Los últimos avances tecnológicos e inventos innovadores no son siempre bienvenidos por todo el mundo, ni están libres de levantar suspicacias en grandes sectores de la sociedad.
Innovaciones como la impresión 3D, los drones, la realidad virtual, la nanotecnología, los coches que se conducen solos, o aplicaciones como Uber o Airbnb por poner algunos ejemplos, están cambiando o cambiarán en un futuro próximo los paradigmas de cómo la sociedad se comporta, se relaciona, trabaja, consume o se divierte.
Pero esas innovaciones traen consigo en muchas ocasiones dilemas de distinta índole en diversos ámbitos como pueden ser la privacidad, sostenibilidad, seguridad, o la confiabilidad.
Otro ámbito que siempre suele resentirse es el del mercado de trabajo.
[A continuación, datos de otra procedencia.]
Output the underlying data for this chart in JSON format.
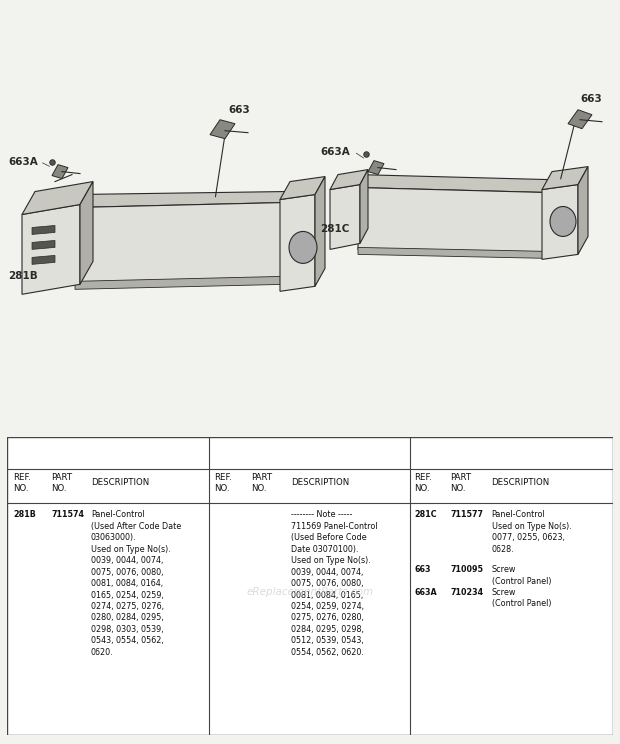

Todas las innovaciones en general van de la mano de cambios en parte del mercado laboral, en el que en el mejor de los casos se produce una transformación o reconversión de puestos de trabajo y en el peor un balance negativo al destruirse más trabajo del que se crea (lo más habitual).
Las innovaciones y avances tecnológicos suelen hacer valer para muchos aquella máxima de “renovarse o morir”.
Así mismo innovaciones como en su día fue la energía nuclear, independientemente de sus ventajas, crean dilemas relacionados con riesgos bastante extremos en el caso de que se lleguen a materializar.
Podemos decir que vivimos en una “sociedad del riesgo”. El sociólogo Ulrick Beck se refirió a ella como “una manera sistemática de gestionar los peligros e inseguridades inducidos e introducidos por la propia modernización”, enfatizando los riesgos de las nuevas tecnologías en contraposición a sus beneficios.